Elementi di semiologiaADDPMP069
Barthes’ many monthly contributions, collected in his Mythologies (1957), frequently interrogated specific cultural materials in order to expose how bourgeois society asserted its values through them. For example, the portrayal of wine in French society as a robust and healthy habit is a bourgeois ideal that is contradicted by certain realities (i.e., that wine can be unhealthy and inebriating). He found semiotics, the study of signs, useful in these interrogations. Barthes explained that these bourgeois cultural myths were “second-order signs,” or “connotations.” A picture of a full, dark bottle is a signifier that relates to a specific signified: a fermented, alcoholic beverage. However, the bourgeoisie relate it to a new signified: the idea of healthy, robust, relaxing experience. Motivations for such manipulations vary, from a desire to sell products to a simple desire to maintain the status quo. These insights brought Barthes in line with similar Marxist theory. Barthes used the term “myth” while analyzing the popular, consumer culture of post-war France in order to reveal that “objects were organized into meaningful relationships via narratives that expressed collective cultural values.”
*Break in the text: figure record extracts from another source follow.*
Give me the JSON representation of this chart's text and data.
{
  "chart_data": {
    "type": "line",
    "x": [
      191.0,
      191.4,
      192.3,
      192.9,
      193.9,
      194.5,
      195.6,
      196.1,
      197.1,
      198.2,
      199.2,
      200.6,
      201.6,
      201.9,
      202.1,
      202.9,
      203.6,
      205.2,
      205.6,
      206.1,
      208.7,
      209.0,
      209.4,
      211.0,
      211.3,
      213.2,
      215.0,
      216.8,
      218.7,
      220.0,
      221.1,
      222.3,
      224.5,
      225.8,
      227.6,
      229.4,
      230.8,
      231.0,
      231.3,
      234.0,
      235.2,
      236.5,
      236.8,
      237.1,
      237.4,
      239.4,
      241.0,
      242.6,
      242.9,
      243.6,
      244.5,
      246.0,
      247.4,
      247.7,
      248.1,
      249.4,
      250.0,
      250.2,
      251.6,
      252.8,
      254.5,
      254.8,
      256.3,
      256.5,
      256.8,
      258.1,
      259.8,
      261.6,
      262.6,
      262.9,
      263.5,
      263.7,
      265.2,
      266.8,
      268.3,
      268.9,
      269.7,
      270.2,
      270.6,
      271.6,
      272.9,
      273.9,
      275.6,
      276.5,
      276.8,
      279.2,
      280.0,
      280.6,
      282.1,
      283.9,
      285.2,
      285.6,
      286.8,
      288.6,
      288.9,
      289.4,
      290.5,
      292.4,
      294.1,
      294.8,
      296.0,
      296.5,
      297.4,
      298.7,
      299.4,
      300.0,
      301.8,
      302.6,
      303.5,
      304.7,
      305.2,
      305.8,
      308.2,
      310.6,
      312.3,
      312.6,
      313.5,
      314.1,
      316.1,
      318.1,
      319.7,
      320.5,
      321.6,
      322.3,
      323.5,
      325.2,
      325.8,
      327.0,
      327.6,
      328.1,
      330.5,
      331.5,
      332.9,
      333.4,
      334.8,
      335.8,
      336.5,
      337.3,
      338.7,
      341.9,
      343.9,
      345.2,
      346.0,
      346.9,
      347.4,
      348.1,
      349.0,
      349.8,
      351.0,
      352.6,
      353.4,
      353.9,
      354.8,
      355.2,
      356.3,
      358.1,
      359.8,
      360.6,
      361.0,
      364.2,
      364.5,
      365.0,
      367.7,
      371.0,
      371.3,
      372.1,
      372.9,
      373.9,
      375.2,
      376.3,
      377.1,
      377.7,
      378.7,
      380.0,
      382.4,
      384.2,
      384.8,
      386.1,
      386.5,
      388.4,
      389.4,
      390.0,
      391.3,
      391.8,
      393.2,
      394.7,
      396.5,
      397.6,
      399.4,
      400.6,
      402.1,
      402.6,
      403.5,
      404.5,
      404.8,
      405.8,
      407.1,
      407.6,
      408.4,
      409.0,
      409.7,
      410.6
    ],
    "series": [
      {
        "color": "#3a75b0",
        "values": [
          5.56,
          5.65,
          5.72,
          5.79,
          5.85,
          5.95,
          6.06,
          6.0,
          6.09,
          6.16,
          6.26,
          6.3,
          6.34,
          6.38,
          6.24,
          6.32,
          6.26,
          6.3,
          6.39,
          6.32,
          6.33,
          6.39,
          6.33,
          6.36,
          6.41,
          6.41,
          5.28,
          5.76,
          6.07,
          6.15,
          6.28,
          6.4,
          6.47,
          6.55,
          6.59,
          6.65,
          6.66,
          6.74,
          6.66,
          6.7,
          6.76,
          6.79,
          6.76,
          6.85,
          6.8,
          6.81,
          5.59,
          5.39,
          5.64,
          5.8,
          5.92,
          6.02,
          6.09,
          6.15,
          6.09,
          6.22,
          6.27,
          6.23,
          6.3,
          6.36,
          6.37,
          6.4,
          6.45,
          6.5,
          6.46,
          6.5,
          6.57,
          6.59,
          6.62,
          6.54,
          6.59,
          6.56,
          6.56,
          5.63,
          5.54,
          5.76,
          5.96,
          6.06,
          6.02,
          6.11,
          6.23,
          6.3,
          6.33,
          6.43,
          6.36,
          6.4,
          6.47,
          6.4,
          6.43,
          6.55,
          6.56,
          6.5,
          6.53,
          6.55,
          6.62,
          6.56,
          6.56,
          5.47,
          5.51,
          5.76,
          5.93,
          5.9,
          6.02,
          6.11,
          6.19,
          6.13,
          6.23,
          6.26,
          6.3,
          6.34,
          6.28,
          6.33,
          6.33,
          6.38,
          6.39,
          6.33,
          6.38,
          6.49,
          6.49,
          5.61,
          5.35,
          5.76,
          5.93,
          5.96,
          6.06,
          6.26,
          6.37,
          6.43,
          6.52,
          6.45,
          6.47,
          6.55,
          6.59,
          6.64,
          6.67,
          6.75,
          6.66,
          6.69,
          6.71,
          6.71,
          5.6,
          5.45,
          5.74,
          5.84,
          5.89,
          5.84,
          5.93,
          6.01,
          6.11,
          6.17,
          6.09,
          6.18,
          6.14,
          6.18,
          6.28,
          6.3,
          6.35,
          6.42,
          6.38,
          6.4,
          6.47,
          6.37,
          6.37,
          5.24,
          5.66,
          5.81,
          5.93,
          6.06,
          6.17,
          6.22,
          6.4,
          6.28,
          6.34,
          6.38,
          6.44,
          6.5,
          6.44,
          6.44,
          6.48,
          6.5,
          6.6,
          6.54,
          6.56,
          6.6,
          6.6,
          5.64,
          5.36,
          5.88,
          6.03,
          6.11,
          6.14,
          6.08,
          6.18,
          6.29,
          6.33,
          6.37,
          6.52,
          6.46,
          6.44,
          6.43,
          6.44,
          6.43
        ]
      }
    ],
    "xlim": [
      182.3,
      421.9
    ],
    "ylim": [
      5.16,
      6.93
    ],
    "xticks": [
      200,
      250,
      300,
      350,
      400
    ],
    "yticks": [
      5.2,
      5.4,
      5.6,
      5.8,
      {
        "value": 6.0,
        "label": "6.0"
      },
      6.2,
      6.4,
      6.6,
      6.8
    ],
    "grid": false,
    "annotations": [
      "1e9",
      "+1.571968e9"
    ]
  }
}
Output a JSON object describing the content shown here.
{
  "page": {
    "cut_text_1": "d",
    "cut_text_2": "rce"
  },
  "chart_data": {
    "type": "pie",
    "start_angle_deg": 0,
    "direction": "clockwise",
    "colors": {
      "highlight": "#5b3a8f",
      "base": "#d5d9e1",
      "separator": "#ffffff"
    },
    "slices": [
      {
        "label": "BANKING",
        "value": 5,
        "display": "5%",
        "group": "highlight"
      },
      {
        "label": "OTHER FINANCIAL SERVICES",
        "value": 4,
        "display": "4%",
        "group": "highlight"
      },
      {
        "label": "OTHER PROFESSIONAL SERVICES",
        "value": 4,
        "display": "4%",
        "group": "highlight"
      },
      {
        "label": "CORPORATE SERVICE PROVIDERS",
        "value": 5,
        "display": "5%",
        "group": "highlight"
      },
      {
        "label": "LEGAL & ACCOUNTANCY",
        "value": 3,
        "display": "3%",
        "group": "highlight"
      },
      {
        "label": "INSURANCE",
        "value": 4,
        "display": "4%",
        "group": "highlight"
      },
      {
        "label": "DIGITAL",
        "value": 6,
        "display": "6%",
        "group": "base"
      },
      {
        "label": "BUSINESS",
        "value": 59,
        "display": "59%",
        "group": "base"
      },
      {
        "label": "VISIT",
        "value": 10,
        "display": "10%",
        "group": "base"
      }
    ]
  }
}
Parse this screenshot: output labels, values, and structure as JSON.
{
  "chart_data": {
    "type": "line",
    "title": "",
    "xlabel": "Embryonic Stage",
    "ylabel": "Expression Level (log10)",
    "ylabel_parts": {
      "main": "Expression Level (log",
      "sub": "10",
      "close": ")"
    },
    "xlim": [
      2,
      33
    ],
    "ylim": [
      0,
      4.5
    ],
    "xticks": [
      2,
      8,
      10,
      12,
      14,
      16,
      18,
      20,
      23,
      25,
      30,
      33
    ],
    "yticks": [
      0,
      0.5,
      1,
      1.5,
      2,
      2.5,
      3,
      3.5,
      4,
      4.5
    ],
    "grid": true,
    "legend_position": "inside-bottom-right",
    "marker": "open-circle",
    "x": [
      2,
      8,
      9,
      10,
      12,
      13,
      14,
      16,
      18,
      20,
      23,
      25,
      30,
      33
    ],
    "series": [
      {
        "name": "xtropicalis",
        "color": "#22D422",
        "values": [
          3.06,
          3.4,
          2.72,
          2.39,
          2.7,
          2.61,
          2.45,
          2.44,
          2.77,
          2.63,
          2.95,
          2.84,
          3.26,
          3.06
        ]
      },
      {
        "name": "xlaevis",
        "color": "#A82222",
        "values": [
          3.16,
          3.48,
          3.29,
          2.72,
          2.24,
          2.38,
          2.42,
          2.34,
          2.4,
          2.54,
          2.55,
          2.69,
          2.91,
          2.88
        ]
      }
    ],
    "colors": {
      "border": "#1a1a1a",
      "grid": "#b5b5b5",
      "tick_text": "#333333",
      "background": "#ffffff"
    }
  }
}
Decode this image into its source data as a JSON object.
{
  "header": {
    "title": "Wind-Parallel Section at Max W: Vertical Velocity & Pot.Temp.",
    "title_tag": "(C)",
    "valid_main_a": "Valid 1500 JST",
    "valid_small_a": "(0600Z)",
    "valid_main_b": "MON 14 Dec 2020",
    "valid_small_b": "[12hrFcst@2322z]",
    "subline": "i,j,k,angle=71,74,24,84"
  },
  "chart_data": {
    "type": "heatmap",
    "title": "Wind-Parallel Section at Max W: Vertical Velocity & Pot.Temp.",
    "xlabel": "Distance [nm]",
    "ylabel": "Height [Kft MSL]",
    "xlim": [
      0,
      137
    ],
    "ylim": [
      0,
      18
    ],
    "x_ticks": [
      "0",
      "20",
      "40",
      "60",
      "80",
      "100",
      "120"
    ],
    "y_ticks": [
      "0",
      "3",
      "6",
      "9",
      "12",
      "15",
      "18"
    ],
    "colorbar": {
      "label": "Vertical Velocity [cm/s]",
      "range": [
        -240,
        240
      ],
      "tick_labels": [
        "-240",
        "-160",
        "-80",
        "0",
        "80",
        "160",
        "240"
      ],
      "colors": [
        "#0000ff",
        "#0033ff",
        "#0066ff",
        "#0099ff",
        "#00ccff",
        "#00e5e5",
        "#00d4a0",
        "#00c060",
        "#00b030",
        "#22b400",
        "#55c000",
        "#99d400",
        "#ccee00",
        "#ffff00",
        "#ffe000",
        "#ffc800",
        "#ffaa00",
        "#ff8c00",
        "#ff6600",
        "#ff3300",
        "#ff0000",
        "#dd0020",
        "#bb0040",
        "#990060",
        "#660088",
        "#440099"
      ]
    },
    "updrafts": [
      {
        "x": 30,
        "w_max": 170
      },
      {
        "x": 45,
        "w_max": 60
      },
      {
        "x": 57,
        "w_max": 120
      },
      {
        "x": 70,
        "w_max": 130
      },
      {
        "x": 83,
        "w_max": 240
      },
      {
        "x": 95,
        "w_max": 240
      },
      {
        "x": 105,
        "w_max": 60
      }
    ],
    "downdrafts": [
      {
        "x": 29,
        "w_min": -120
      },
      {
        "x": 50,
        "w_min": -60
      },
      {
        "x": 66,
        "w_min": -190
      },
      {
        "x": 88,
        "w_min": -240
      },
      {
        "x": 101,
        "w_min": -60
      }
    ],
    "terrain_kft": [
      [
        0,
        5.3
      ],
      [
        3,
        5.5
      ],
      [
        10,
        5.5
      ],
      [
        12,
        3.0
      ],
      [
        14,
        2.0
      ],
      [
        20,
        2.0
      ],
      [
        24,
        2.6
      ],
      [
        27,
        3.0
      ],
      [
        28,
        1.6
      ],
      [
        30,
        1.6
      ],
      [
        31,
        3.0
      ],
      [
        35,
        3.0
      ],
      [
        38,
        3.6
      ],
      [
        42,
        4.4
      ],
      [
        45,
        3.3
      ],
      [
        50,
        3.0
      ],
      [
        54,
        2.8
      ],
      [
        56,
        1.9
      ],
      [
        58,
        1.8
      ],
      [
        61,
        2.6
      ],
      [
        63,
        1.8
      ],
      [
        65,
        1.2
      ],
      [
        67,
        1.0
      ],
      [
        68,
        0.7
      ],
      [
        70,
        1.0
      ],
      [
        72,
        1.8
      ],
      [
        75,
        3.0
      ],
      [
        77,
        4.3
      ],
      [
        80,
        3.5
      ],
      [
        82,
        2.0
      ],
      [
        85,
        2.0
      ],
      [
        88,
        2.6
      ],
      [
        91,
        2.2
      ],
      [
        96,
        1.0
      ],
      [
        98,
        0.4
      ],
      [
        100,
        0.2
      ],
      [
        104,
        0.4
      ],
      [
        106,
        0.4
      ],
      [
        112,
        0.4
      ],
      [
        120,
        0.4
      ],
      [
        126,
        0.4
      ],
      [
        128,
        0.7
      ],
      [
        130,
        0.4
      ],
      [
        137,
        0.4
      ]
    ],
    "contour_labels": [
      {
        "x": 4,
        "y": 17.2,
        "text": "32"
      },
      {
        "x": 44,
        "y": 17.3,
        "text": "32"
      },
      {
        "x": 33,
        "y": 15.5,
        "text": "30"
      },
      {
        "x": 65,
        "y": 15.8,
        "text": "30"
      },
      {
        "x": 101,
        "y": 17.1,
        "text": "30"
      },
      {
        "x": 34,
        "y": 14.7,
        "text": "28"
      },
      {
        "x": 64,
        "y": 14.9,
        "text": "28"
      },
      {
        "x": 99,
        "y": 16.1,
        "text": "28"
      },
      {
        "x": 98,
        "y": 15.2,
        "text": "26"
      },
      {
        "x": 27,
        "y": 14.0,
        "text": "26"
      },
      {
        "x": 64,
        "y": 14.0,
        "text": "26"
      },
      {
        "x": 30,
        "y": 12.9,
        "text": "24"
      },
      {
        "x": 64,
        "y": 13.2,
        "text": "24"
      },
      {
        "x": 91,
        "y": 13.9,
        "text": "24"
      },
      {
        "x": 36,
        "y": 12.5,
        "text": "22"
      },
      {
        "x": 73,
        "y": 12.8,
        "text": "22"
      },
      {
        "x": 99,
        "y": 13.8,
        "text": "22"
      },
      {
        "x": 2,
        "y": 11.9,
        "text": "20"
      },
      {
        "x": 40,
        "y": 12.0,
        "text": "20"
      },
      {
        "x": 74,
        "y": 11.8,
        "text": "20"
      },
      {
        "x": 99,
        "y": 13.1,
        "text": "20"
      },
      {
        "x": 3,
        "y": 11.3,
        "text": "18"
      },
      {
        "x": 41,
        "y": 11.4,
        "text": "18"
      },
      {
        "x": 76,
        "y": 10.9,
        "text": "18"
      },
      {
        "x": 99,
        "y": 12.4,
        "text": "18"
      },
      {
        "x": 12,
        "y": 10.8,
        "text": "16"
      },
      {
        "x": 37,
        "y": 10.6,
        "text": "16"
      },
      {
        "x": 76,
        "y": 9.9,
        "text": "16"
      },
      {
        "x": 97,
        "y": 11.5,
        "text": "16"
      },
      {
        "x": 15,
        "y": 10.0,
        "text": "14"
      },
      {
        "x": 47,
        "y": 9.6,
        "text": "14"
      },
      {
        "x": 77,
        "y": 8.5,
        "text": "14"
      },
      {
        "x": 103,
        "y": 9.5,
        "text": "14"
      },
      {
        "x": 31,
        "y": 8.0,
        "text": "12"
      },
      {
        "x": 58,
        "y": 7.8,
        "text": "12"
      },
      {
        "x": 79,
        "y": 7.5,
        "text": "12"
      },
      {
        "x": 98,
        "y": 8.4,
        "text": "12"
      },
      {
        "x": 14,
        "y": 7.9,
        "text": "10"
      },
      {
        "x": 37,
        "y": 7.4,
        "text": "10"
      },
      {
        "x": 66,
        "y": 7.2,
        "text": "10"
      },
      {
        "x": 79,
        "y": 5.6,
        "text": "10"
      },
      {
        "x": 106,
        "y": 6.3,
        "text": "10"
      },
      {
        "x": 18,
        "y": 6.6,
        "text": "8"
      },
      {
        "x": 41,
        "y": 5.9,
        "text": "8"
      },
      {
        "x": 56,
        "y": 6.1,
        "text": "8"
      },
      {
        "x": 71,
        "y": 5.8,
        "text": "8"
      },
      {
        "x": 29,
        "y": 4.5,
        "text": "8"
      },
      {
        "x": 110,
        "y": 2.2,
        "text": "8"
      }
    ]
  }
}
In The Fashion System Barthes showed how this adulteration of signs could easily be translated into words. In this work he explained how in the fashion world any word could be loaded with idealistic bourgeois emphasis. Thus, if popular fashion says that a ‘blouse’ is ideal for a certain situation or ensemble, this idea is immediately naturalized and accepted as truth, even though the actual sign could just as easily be interchangeable with ‘skirt’, ‘vest’ or any number of combinations. In the end Barthes’ Mythologies became absorbed into bourgeois culture, as he found many third parties asking him to comment on a certain cultural phenomenon, being interested in his control over his readership. This turn of events caused him to question the overall utility of demystifying culture for the masses, thinking it might be a fruitless attempt, and drove him deeper in his search for individualistic meaning in art.